И они никуда не уехали.
…
Яна плохо запомнила, что происходило дальше. Кажется, она хватала Яра за рукава, кричала, чтобы он остался, что без него она сойдет с ума, а потом плакала, повторяя, что ее обязательно убьют. Когда же, когда наконец это случится?!
И отец гладил ее по спине и пытался заставить пить валидол, мать механически мешала воздух в опустевшей чашке и смотрела в экран.
А у Яра были страшные глаза. Серо-зеленые, как седая полынь.
Он умрет. Она умрет, умрет человек, который несколько часов назад убил блондинку в белой блузке. Смерть была совсем рядом, и у нее были зеленые глаза.

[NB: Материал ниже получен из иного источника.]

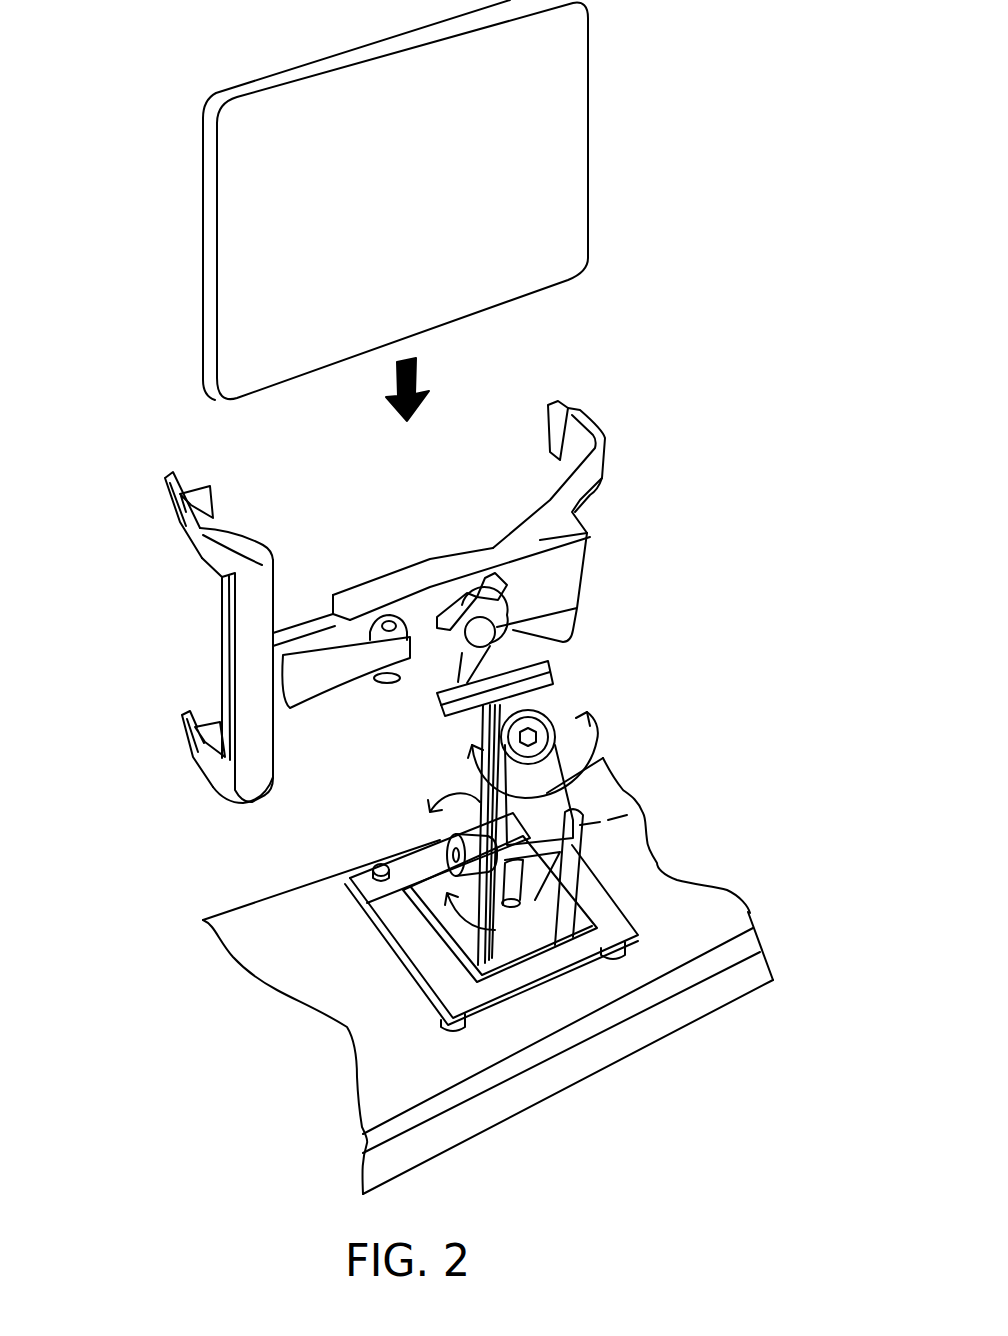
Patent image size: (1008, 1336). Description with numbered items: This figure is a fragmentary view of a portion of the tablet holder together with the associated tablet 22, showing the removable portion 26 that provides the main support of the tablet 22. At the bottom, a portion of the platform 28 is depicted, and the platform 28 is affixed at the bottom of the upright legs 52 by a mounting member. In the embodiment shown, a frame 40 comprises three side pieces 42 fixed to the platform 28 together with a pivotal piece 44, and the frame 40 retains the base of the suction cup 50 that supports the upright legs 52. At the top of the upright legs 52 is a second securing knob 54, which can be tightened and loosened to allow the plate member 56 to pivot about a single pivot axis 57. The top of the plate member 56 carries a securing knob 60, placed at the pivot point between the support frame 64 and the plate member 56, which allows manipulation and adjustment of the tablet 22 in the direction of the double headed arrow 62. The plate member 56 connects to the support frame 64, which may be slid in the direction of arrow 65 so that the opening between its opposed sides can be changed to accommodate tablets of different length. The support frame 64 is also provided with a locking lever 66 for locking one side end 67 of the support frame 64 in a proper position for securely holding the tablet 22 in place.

The tablet 22 is at (419, 207).
The removable portion 26 is at (750, 912).
The platform 28 is at (283, 960).
The frame 40 is at (374, 922).
The side pieces 42 is at (448, 1020).
The pivotal piece 44 is at (413, 862).
The suction cup 50 is at (517, 950).
The upright legs 52 is at (400, 985).
The second securing knob 54 is at (480, 812).
The plate member 56 is at (543, 820).
The pivot axis 57 is at (598, 823).
The securing knob 60 is at (543, 728).
The double headed arrow 62 is at (588, 738).
The support frame 64 is at (207, 640).
The arrow 65 is at (607, 573).
The locking lever 66 is at (315, 677).
The side end 67 is at (241, 550).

А потом ей показалось, что вовсе не зеленые, но какие — она не запомнила.
Яна снова всех обманула.
Конечно, Яр ушел. И она ушла следом, вырвавшись из мягкого домашнего сумрака, горького запаха алкоголя, остывшего в перегар и рассыпанных крошек сгоревшей шарлотки. Из утешающих прикосновений отца, из его мягких рукавов, из молчаливого сочувствия матери и звона ее тарелок.
Яна ушла, а стоило остаться.
Потом Яна звонила Лему из таксофонной будки, и ей казалось, что она держит себя в руках, что она собрана, холодна и рассуждает трезво. Но и это она потом вспомнила с трудом. Вовсе не помнила, как зашла домой, взяла круглый кофр со дна шкафа и потащилась в прокат.
«Убей. Убей меня наконец, пусть все кончится. Ярик, убей меня, ты ведь добрый. Лем, ты меня любишь, убей меня. Папочка, папа…» — скакали мысли. Прыгали, выскальзывали, разбивались об асфальт дождевыми каплями.
«Папа… Яр… белая блузка… папа машину разбил. Шарлотка сгорела… у смерти глаза добрые… у Яра добрые глаза… папа… мамочка… хорошо, что Яр понравился… меня убей, меня!»
Мысли метались, роились, но Яна точно знала, что их успокоит. Уложит, усмирит. Пусть Лем найдет ее и снова отчитает. А может, он поймет наконец-то. Вот было бы хорошо.
Истерика отступила, как только Яна подошла к прокату. Теперь она и правда была сосредоточенной и трезвой.
Она открыла видеопрокат и распахнула окна, вымывая синим осенним воздухом запах пролитого днем кофе. Свет не зажигала. Проверила решетки — держались крепко, прутья никто не подпиливал.
Яна не знала, зачем делала это. Раньше два магнитофона и несколько стеллажей с кассетами стоили по-настоящему дорого, тогда прокат могли и ограбить, и сжечь. А теперь кассеты брали, но на показы почти никто не ходил. Те, кто приходил, норовили всунуть Яне то бутылку, то кусок сыра, то пакет яблок вместо денег. Она брала, и пускала, иногда даже просто так, потому что считала, что в кинотеатрах показывают ширпотреб, и что кино нужно смотреть вместе с кем-то.